Recreational adult-use cannabis becomes legal in Illinois on January 1, 2020. In these final days before shops open to the over-21 public, some communities are making last-minute legal decisions.
Loves Park Doesn’t Want Weed Revenue
Outside of Rockford, there’s a city called Loves Park that hates weed. Well, hate is probably too strong, but the city’s legislator voted 7 to 3 to ban the sale of recreational cannabis. The city’s alderman, Mark Peterson, explained: “There’s a long list of where recreational cannabis has been a social problem.”
Authorities will allow residents, however, to use marijuana in the privacy of their own homes.
Evanston Votes for Marijuana-Supported Reparations
At the end of November, the Evanston City Council voted to direct marijuana tax dollars to a local reparations program. They haven’t ironed out the details. However, the council hopes the new program will make amends to “residents who were harmed by discriminatory housing and other past policies” and communities disproportionately affected by past cannabis policing.
Decatur City Is Changing Its Cannabis-Related Police Polices
Decatur City already voted to ban cannabis dispensaries within the city. However the city council recently decided that residents aged 21 and over can possess and consume up to one ounce of marijuana. Smoking in “public places,” however, is still off-limits. Additionally, the city’s police chief assured that his “officers aren’t going to be out arresting everybody for a single piece of pipe paraphernalia. If that pipe is not possessed with an illegal amount of cannabis or another illegal drug, then we are not messing with it.”
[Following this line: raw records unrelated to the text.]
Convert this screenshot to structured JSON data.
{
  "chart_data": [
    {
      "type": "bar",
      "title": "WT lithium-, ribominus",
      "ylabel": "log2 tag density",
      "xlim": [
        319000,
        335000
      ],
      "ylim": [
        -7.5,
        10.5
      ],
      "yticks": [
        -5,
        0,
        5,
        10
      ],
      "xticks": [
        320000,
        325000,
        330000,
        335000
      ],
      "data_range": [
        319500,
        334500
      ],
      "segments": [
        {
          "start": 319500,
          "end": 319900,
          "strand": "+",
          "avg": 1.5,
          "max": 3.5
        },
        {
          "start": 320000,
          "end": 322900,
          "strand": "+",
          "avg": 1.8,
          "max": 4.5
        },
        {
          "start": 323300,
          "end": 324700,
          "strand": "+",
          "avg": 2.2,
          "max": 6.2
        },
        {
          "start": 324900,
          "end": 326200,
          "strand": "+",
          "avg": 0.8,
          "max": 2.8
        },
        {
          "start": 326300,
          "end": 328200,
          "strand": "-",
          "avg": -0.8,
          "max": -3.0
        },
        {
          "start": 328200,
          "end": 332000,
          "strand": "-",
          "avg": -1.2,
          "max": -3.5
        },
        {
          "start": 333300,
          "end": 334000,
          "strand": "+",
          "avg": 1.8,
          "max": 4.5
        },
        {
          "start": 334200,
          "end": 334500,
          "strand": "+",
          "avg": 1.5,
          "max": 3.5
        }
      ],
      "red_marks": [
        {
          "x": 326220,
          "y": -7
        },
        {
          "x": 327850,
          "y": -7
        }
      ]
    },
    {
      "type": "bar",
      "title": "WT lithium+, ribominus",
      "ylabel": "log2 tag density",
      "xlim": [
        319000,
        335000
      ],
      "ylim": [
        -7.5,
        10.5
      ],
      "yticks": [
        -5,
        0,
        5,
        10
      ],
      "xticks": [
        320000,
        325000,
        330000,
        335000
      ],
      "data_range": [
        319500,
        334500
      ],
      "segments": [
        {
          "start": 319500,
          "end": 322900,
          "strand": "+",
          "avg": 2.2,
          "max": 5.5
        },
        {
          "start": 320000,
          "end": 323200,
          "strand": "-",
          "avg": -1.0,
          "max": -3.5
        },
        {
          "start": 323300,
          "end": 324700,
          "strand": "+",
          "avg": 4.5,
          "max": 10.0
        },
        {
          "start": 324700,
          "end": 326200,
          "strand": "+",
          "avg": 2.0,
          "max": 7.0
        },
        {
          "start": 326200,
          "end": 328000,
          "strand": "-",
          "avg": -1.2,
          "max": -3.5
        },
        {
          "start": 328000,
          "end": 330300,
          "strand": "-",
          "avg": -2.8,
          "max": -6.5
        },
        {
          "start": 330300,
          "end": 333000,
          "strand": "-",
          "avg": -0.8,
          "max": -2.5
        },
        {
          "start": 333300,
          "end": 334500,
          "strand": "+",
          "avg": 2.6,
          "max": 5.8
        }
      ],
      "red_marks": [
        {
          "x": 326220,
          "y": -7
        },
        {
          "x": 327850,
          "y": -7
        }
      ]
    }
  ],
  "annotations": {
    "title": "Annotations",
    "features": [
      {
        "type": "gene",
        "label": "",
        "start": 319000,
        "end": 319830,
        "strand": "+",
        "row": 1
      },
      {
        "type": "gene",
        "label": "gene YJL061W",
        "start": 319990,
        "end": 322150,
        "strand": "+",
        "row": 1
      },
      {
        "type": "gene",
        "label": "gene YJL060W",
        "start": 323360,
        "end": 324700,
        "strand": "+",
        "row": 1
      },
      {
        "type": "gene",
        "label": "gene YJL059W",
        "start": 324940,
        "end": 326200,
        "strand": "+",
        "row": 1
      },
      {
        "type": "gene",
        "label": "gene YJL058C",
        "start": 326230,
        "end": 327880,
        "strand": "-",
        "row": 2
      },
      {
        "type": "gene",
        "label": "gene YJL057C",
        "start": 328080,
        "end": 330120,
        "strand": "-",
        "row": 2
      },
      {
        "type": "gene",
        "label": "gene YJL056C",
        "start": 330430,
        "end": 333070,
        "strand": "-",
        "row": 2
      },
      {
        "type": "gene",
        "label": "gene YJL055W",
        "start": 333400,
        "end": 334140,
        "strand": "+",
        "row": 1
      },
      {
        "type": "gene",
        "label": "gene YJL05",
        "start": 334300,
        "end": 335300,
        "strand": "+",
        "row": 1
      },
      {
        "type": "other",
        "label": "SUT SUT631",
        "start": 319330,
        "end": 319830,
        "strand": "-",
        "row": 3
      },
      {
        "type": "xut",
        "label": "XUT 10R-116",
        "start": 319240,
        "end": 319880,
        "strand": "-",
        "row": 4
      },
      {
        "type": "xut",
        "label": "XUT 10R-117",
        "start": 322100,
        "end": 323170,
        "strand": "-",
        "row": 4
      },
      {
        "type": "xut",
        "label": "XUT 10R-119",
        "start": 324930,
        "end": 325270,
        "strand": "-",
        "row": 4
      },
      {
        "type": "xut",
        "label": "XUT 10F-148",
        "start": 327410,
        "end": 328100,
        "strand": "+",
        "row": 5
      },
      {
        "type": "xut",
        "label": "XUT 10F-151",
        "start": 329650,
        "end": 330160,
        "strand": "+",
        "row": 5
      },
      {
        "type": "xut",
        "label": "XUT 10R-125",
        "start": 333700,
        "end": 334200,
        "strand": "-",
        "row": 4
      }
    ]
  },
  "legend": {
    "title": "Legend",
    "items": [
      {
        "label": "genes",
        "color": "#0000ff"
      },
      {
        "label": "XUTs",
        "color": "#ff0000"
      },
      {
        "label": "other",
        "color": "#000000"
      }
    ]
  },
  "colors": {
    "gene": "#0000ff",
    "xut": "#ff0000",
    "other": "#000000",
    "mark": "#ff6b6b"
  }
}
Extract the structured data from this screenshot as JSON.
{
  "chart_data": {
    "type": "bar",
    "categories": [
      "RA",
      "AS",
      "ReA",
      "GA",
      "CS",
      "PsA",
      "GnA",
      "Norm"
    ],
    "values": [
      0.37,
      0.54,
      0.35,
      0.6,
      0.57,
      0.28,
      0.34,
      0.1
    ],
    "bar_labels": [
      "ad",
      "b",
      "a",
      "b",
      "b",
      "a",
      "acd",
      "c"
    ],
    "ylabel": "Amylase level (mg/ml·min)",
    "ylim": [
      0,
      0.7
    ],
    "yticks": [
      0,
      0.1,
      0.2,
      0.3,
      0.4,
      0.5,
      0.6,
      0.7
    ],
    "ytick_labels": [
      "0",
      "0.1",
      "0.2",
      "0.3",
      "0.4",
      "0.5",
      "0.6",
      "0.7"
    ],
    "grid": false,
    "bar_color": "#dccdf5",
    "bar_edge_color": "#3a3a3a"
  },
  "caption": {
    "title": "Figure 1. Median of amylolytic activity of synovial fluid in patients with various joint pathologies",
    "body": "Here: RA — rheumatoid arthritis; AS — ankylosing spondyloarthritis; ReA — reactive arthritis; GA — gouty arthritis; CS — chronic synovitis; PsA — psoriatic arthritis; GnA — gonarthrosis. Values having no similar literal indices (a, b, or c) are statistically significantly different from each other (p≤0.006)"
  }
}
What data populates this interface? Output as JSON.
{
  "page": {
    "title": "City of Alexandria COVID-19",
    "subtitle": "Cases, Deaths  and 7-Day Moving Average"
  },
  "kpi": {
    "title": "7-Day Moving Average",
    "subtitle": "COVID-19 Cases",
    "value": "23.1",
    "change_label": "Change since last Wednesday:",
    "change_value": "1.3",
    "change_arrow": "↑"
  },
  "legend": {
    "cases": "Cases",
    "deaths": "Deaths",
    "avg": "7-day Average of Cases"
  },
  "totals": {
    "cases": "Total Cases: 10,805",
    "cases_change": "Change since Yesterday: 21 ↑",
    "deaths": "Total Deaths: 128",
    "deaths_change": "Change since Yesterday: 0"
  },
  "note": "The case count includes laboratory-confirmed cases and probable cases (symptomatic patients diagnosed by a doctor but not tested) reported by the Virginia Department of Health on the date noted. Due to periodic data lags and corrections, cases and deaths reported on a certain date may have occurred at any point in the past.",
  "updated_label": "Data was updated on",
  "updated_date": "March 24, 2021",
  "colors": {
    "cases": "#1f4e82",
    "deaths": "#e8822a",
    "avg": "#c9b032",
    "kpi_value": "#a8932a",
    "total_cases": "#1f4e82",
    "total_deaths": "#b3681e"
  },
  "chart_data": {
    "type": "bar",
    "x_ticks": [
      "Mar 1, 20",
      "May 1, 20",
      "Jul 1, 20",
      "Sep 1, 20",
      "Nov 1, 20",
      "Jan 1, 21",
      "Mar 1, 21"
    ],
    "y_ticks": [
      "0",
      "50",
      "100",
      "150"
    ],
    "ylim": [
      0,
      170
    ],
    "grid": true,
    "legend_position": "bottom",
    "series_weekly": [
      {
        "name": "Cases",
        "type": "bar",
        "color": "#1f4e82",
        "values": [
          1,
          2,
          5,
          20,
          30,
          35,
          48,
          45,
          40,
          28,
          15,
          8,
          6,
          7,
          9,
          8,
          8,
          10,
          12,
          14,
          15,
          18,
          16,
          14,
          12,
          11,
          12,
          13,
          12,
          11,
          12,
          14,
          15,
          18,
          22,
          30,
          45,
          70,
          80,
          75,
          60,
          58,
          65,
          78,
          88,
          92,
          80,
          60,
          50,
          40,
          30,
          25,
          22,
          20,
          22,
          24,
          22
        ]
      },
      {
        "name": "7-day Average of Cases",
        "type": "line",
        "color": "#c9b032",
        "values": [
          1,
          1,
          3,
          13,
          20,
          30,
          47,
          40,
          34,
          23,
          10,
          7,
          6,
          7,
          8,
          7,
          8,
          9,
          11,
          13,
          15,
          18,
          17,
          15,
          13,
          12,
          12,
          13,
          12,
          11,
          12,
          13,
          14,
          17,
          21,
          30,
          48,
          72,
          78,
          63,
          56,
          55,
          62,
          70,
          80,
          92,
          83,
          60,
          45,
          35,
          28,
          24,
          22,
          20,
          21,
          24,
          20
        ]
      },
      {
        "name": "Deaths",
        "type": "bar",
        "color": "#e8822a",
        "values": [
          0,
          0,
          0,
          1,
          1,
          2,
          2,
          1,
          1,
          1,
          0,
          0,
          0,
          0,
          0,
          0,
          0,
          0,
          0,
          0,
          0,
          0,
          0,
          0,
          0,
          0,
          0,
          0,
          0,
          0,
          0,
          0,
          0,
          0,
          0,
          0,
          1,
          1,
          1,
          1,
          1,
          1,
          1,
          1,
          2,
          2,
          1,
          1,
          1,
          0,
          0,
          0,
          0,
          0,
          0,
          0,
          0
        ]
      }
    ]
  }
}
Peoria Welcomes the Weed Industry
Unlike Loves Park and Decatur, Peoria is open to recreational marijuana stores. An already licensed marijuana dealer is looking to open two stores within the city limit and estimates 200 customers a day. Peoria, undoubtedly, is eager to fill its coffers with cannabis tax dollars.
Balcony Smoking in Chicago is a Go
Earlier this year, police warned that people smoking outside in Chicago — even on balconies and in yards — could face fines. Mayor Lori Lightfoot and Charlie Beck, the interim police superintendent, reversed that warning and assured residents that people smoking in backyards or balconies wouldn’t be arrested or fined.